So wurde also AoS aus der Taufe gehoben - vorher konnte man sich aber nicht verkneifen, den alten, knauserigen Säcken aus der WHF-Community ein letztes Mal an den Geldbeutel zu gehen. Die Pläne für AoS wurden erstmal zur Geheimsache erklärt und stattdessen eine große "Endzeit"-Kampagne für WHF ins Rollen gebracht, in dessen Rahmen ein Sack voll von zusätzlichen Regelbüchern und Miniaturen veröffentlicht wurde. Am Ende der Kampagne, als viele nochmal tief in die Tasche gegriffen hatten, explodierte die alte Welt (im wahrsten Sinne des Wortes) "right in their face" und AoS erschien auf der Bildfläche. Die "Regeln" wurden freundlicherweise umsonst per Download zur Verfügung gestellt (exakt VIER Seiten!), der Inhalt der Grundbox bestand nur aus den beiden Grundarmeen und einem Hintergrundbuch zur neuen "Spielwelt" und "Lore". Spätestens jetzt wusste jeder alteingesessene WHF-Veteran, dass der Großteil seiner Miniaturensammlung jetzt nur noch für die Vitrine verwendbar war, weil eine echte Kompatibilität nicht gegeben war.

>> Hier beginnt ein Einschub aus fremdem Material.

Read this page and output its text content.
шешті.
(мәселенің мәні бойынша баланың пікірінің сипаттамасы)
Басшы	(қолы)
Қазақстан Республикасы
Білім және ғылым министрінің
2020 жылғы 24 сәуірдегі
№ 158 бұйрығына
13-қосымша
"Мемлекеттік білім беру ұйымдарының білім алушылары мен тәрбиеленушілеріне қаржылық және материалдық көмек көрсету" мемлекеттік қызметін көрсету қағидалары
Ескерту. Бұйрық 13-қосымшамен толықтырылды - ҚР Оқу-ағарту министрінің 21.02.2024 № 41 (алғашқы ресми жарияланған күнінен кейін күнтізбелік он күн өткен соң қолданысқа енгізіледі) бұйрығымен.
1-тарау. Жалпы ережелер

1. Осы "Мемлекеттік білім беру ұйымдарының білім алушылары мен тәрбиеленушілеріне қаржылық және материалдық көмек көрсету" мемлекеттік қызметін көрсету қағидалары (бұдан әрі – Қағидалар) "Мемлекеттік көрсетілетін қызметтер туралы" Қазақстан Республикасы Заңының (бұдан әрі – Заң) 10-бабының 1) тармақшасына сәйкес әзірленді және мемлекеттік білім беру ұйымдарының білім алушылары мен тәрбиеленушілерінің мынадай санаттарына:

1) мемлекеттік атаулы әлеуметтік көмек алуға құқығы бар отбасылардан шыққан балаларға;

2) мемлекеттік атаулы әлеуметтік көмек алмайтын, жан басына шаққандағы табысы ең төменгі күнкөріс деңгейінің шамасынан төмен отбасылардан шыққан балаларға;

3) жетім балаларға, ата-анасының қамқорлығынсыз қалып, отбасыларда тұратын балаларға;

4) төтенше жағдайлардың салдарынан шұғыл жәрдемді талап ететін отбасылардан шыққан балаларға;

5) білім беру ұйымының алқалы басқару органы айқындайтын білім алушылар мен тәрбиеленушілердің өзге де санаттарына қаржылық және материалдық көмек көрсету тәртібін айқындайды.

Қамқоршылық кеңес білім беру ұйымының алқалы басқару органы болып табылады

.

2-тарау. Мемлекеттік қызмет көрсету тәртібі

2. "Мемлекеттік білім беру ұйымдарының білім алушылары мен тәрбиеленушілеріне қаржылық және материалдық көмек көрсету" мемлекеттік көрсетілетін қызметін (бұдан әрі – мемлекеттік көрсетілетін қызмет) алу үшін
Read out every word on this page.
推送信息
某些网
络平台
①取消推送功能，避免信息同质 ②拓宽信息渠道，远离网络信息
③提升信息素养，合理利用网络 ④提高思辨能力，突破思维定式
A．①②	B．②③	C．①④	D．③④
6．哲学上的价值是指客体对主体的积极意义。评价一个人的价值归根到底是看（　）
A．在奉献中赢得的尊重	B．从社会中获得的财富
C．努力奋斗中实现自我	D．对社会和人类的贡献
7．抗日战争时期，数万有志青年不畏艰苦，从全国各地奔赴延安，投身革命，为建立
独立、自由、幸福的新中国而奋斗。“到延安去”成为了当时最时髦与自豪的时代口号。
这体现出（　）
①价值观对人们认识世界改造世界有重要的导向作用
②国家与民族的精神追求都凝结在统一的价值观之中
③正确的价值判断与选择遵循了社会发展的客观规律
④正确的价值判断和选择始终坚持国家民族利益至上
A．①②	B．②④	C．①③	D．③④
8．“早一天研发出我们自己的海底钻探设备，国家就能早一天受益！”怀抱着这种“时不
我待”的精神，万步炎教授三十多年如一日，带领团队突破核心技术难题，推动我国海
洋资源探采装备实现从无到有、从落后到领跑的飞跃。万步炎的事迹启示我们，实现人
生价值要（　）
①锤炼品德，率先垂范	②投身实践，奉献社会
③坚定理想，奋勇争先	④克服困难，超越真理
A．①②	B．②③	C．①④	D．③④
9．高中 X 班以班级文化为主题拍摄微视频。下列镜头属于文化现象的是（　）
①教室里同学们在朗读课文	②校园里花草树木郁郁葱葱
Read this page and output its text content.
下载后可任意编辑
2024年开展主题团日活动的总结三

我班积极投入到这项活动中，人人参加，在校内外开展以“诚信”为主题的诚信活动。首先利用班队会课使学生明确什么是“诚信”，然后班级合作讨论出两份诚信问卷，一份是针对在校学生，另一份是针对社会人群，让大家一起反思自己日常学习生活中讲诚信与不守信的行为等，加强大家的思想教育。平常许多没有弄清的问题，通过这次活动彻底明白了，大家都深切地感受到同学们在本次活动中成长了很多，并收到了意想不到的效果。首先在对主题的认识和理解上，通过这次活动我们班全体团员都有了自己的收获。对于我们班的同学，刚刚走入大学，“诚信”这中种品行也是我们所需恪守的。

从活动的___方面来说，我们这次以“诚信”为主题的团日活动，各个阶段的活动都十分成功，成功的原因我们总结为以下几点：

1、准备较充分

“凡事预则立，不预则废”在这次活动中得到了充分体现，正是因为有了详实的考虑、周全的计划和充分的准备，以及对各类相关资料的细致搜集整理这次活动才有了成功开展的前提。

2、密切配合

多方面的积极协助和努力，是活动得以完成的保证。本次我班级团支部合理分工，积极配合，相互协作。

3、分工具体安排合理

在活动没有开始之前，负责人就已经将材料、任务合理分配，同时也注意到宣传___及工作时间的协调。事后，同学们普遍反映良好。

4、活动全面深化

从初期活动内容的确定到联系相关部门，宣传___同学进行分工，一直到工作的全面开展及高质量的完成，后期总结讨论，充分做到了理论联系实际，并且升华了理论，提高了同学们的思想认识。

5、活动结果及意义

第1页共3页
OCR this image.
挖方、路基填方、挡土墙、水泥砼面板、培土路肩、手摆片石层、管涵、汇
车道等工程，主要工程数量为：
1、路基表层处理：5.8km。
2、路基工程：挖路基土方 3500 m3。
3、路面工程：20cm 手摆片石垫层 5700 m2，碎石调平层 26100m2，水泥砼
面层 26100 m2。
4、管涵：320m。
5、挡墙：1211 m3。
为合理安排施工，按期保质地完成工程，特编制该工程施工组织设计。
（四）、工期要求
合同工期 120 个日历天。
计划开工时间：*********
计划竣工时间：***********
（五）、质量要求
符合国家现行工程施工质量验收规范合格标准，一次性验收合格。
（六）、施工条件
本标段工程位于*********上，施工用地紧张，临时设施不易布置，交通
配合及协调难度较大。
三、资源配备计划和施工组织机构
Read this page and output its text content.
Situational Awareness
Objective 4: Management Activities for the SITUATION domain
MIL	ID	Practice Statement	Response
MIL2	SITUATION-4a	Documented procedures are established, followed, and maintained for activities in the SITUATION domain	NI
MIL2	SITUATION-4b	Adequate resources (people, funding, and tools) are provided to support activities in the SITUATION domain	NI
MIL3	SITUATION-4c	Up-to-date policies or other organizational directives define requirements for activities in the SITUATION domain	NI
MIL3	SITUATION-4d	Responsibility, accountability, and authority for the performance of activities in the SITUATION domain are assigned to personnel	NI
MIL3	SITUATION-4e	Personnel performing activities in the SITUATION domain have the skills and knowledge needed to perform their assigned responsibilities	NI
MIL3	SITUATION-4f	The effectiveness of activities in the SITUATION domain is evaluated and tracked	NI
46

Der darauf folgende Shitstorm in der Community war gigantisch. Mit Recht. Natürlich war die Diskrepanz im Umsatz zwischen 40K und AoS NOCH eklatanter als zuvor, die Aktionäre waren stinksauer und GW war nah dran, komplett in die Knie zu gehen. Also tat man das einzig Richtige - man zeigte den ganzen "Experten" im Management die Tür und besetzte die wichtigen Posten wieder mit Hobbyisten, die die Wünsche und Bedürfnisse der Community kennen und - tatsächlich - neuerdings auch auf diese hören. GW hat seit diesem Schritt einen wundersamen, nicht mehr für möglich gehaltenen Wandel vollzogen. Sämtliche Fehlentscheidungen wurden, soweit wie möglich, zurückgerudert und es wurde endlich erkannt, dass eine zufriedene Community der einzige Garant für wirtschaftlichen Erfolg ist.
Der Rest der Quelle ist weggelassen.